SUTTON: It was his story. “Draw this for me.” He had some connection with the paperback market. So I did, and I got my money. That was that. The Marx Brothers were hard to draw.
GROTH: Schlomo Raven was sort of Gothic humor, as I remember, with a rat?
SUTTON: He was a rat, but not a rat.
GROTH: Almost a rat.
SUTTON: Do you remember that character, midget detective?
SUTTON: Who did that? The guy who runs The New Yorker now, right?
GROTH: Oh, sure. Art Spiegelman.
SUTTON: Yeah. Spiegelman did that: apologies to Mr. Spiegelman. I stole your totally short rat detective. Yeah. It was a public detective. What else did we do? We did a book of cats, because everybody was doing a book of cats. And some kind of game book: which I never understood but did anyway.
GROTH: Were these all work-for-hire projects?
SUTTON: Oh, yes. While I was having my car fixed this morning, I was looking at — I think it’s also a Harlan Ellison book. Some deal that Harlan had made with him.
GROTH: With Byron Preiss?
SUTTON: Yes. We did a 10-page story in there. It was square-back and glossy, and there were many good guys in there. My story was “Discarded.”
GROTH: Your story was discarded?
SUTTON: No. The title of the story: “The Discarded.”
GROTH: Oh. “The Discarded.”
SUTTON: The title of the oversize paperback was probably Harlan Ellison.
GROTH: No doubt.
SUTTON: I can’t imagine why you say that.
GROTH: How was working with Byron? Was that a pleasurable experience?
SUTTON: Yes. At first, it was fine. I don’t know what happened. He became rich or famous or something. Couldn’t talk to Byron any more.
GROTH: So things went sour?
SUTTON: I think I do know what it was. He wanted me do something, a book. Or he wanted me to draw this book or something and I didn’t want to draw it. He really took offense at that. I’m sorry, but that’s the way it goes. You don’t have to draw them all!
GROTH: So that ended the relationship?
SUTTON: Yeah. He was doing many of other things. He was doing that newspaper strip that was so elegantly drawn by Ralph Reese.
GROTH: Didn’t that appear in National Lampoon or something?
SUTTON: I don’t know.
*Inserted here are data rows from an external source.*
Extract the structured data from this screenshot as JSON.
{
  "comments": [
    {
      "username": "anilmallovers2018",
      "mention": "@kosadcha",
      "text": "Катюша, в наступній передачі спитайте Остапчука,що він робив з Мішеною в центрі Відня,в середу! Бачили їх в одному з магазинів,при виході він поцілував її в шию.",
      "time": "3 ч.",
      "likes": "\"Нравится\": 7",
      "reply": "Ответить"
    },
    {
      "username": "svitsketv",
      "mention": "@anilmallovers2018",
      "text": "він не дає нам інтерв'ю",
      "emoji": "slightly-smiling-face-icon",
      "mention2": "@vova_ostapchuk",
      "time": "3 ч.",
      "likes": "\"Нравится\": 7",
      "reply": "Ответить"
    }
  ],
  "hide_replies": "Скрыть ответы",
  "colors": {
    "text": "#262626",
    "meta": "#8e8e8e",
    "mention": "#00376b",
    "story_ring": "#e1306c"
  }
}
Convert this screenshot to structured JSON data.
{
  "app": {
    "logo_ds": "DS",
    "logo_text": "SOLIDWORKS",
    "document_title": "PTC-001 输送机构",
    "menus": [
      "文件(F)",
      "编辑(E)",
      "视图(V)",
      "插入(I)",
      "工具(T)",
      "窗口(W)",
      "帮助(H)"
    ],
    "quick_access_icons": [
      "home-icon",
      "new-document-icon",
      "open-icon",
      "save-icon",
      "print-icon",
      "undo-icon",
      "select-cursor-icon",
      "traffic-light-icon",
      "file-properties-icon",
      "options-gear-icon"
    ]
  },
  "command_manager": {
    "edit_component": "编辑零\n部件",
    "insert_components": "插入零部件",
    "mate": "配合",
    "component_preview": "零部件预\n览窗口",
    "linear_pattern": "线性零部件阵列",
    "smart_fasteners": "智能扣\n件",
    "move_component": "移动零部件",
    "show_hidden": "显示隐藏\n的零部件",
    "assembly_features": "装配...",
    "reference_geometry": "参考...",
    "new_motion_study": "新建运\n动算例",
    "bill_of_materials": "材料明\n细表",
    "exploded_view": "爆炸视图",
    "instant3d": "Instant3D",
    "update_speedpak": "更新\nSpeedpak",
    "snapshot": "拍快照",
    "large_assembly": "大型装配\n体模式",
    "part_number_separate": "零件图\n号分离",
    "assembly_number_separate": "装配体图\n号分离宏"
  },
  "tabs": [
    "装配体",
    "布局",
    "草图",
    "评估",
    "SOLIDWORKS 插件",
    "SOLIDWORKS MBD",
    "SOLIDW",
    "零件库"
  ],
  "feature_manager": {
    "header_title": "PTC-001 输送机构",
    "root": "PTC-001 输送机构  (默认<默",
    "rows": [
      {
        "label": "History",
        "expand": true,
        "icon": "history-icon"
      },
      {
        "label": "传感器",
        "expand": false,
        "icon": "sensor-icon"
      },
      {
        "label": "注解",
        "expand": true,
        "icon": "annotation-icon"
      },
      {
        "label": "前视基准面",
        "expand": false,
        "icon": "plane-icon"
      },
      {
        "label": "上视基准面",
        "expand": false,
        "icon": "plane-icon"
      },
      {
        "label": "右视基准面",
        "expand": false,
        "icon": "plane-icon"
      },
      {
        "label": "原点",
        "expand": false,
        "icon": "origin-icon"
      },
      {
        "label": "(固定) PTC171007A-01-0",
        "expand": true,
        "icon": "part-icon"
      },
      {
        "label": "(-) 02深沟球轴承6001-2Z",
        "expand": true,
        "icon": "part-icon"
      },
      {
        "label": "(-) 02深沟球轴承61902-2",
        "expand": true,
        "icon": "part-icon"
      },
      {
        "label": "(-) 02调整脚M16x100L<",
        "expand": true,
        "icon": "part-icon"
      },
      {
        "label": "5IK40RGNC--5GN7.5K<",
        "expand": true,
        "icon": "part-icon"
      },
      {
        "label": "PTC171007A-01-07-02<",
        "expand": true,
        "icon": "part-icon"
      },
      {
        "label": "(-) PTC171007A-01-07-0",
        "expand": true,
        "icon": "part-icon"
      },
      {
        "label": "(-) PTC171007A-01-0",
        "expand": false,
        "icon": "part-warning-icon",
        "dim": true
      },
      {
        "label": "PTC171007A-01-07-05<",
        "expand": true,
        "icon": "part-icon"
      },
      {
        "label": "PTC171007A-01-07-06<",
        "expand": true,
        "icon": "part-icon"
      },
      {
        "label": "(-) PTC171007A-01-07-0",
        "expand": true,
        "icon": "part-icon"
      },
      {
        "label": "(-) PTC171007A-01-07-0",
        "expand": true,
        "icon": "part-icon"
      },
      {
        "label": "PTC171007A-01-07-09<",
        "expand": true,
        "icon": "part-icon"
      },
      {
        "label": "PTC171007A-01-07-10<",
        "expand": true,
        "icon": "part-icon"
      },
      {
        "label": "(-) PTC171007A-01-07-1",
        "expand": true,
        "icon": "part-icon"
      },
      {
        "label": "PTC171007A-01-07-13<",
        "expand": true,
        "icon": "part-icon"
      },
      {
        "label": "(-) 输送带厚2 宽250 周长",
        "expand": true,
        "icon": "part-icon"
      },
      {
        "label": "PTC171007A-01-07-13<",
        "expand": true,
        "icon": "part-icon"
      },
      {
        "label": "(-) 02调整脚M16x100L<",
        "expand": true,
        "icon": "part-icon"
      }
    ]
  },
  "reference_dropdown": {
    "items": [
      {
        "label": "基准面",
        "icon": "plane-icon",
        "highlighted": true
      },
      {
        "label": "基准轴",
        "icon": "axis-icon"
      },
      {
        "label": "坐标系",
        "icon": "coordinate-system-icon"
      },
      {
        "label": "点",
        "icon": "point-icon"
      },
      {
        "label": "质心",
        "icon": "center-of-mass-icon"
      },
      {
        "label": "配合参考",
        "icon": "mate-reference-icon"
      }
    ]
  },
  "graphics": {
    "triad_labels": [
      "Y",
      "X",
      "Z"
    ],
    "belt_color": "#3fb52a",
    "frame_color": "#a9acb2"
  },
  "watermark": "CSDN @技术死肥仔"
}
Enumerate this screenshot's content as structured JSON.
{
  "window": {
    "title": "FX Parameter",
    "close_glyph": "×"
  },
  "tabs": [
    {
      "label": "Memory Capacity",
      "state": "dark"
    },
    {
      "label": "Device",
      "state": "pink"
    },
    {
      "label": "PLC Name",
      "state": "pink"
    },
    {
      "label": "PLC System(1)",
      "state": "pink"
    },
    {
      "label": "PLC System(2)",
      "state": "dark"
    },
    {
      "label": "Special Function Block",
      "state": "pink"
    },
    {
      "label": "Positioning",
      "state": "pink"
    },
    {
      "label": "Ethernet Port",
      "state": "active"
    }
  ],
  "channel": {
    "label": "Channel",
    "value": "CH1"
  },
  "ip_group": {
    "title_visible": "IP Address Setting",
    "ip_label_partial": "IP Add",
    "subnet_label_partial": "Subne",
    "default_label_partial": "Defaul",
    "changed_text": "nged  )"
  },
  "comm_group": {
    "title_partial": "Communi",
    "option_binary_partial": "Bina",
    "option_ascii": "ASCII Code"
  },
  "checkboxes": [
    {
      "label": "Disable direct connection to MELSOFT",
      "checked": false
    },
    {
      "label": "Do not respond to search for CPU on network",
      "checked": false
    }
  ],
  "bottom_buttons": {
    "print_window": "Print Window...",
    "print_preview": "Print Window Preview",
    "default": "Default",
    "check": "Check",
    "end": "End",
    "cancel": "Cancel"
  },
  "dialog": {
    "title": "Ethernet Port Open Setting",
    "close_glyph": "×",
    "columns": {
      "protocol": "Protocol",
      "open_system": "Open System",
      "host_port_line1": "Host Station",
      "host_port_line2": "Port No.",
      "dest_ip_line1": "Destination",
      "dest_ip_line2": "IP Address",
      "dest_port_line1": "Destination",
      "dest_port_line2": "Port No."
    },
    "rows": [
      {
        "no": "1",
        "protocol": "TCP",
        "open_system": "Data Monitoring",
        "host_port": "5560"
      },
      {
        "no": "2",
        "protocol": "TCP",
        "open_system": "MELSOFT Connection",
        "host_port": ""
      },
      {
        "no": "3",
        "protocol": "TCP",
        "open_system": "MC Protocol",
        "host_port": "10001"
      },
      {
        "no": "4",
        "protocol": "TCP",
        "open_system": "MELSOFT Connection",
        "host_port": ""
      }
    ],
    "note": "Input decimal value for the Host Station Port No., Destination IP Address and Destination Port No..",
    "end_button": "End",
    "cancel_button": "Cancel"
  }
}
I thought that was terrific for what it was.
GROTH: How were you paid? On a page basis?
SUTTON: With him? Yeah. Oh, wait a minute. I think so.
GROTH: But again, it was work-for-hire.
SUTTON: Or it may have been just a flat hunk of money. Just do it. We had a nice relationship there for quite a while. And there’s no reason why we shouldn’t have. He had a pretty good setup or so I’m told. I’m trying to think of the ladies that were involved. Now they’re all over the place. You notice?
GROTH: I’m not sure I have noticed.
SUTTON: Really? Your thing about females doing comics. Are they too smart?
GROTH: Well, that might be it.
SUTTON: Yeah. You get paid what for what? Or maybe it goes right back to the time when we were small. The girls were never into these comics at all, Gary. They were into these very specific things that don’t exist any more.